Troutman asked the city for help with the project in 2006, but was turned down. Williams recently told the public works committee of the city council that Troutman was willing to complete the project without the city’s help, but he said, “that wouldn’t be right.”
Frankly, neither would it be exactly what Williams wants inside Cabot city limits. For $250,000, the city gets a $150,000 bridge with a sidewalk over the ditch instead of a culvert in the ditch. The balance of $100,000 will help the county pay for blacktopping the road that is already covered with chip and seal. The 2005 bond issue approved by city voters included $2 million for roads and the $250,000 to the county will come out of that fund.
“We’ve got a $250,000 investment.

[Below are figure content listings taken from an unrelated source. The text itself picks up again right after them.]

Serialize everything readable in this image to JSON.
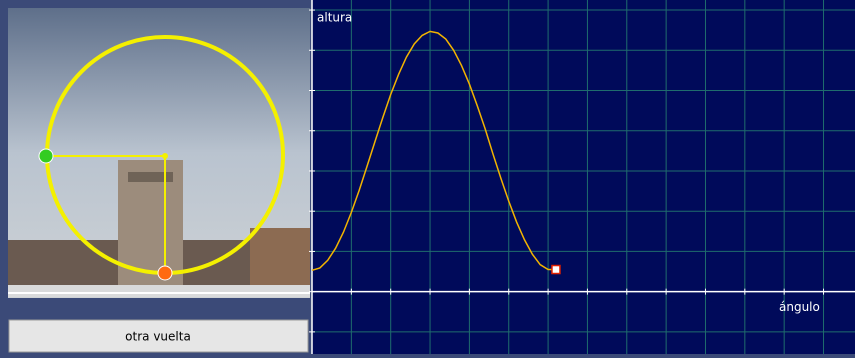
{
  "button": {
    "label": "otra vuelta"
  },
  "chart_data": {
    "type": "line",
    "y_label": "altura",
    "x_label": "ángulo",
    "x": [
      0,
      0.2,
      0.4,
      0.6,
      0.8,
      1.0,
      1.2,
      1.4,
      1.6,
      1.8,
      2.0,
      2.2,
      2.4,
      2.6,
      2.8,
      3.0,
      3.2,
      3.4,
      3.6,
      3.8,
      4.0,
      4.2,
      4.4,
      4.6,
      4.8,
      5.0,
      5.2,
      5.4,
      5.6,
      5.8,
      6.0,
      6.2
    ],
    "values": [
      0.53,
      0.59,
      0.78,
      1.08,
      1.48,
      1.97,
      2.52,
      3.12,
      3.73,
      4.33,
      4.9,
      5.4,
      5.83,
      6.16,
      6.37,
      6.47,
      6.43,
      6.28,
      6.0,
      5.62,
      5.16,
      4.62,
      4.05,
      3.42,
      2.82,
      2.25,
      1.73,
      1.29,
      0.93,
      0.67,
      0.55,
      0.55
    ],
    "color": "#f2b400",
    "xlim": [
      0,
      13.8
    ],
    "ylim": [
      -1.55,
      7.25
    ],
    "xticks": [
      0,
      1,
      2,
      3,
      4,
      5,
      6,
      7,
      8,
      9,
      10,
      11,
      12,
      13
    ],
    "yticks": [
      -1,
      0,
      1,
      2,
      3,
      4,
      5,
      6,
      7
    ],
    "grid": true
  }
}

We get a million dollar road,” Williams said after the council approved the expenditure.
Even though the city needs new roads to handle the traffic, Williams says he realized while standing on the corner of Willie Ray Drive and Hwy. 89 during campaign season that one of the biggest contributors to the traffic problem was the timing of the traffic lights.
At 7:30 a.m., most of the commuters were already gone, he said. Still the light stayed green on Hwy. 89 while school traffic backed up on Willie Ray, he said. Last week a Highway Department engineer examined the lights and made adjustments so that the traffic flows more quickly.
One light had been disconnected from the system, which meant it could not communicate with the master light, he said. Some of the phone lines had been disconnected so that the state could not monitor the lights and make adjustments as needed. And the control boxes on the older lights that the state is not required to monitor had been locked so that no one except city workers could adjust them.
Williams said the phone lines are connected again and the locks have been removed, and he is asking the state for all the help that is available.